Bowhunting: How to Find Your Bow’s Maximum Effective Range
▶ All bowhunters have an effective range, or more appropriately put, a maximum shooting distance that lies within their comfort...
▶ All bowhunters have an effective range, or more appropriately put, a maximum shooting distance that lies within their comfort zone. For some, it’s 30 yards; for others, 60 yards. Compound bows have an effective range too–the distance at which the bow is capable of lethally delivering an arrow.
A bow’s effective range is determined by two factors: arrow speed and the kinetic energy at impact. The laws of physics dictate that as an arrow travels downrange, its trajectory decays as gravity and aerodynamic drag affect its flight. Every compound delivers arrows at a defined speed at certain target distances.
So if you can determine how a bow performs at different distances, you can make an educated decision on how far you can effectively shoot at game. To define your bow’s effective range, we’ll use the sight pins. When we’re done, you’ll know the specific range of distances at which each pin is capable of delivering a lethal shot. A Simple Calculation
▶ The kill zone on a whitetail standing broadside is roughly an 8-inch circle. An arrow placed anywhere in that zone will result in a deadly shot. An arrow delivered outside that strike zone will be non-lethal.
Mark the 8-inch kill zone on your target.
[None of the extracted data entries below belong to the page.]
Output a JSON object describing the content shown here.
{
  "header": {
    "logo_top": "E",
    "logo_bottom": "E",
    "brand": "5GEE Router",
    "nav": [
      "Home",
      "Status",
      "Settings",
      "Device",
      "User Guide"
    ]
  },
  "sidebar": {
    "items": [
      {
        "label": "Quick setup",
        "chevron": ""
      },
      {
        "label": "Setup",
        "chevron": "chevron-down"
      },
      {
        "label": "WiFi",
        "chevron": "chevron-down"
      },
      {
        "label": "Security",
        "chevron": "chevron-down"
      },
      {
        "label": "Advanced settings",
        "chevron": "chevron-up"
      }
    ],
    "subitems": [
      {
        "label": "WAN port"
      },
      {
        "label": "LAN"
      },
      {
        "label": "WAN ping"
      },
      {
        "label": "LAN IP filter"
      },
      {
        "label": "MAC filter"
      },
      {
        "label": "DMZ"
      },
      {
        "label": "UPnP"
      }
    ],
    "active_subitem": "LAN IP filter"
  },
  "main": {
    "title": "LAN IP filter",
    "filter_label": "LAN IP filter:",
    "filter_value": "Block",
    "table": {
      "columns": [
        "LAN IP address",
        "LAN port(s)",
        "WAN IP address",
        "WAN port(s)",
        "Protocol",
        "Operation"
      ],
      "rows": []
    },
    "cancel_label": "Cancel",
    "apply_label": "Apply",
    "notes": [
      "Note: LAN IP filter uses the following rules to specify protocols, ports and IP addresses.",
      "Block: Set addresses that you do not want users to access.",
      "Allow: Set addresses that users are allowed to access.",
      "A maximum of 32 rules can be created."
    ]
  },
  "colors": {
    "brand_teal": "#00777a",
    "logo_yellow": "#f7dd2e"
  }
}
Shoot at the kill zone from 20 yards with your 20-yard pin. Your first arrow should hit dead-center in the 8-inch zone, since your pin is sighted in for 20 yards. Now move forward 1 yard and shoot again. Keep moving 1 yard closer to the target with each shot. At a certain distance, you’ll notice your arrow hits above the kill zone. At this distance, you have exceeded your 20-yard pin’s ability to deliver a lethal arrow. Write down that distance.
Now repeat, starting at 20 yards and moving back 1 yard with each successive shot. At some point your arrow will drop out of the kill zone. Write this distance down. Now you have a range of yardages at which your 20-yard pin is capable of delivering an arrow. Repeat this process for each pin.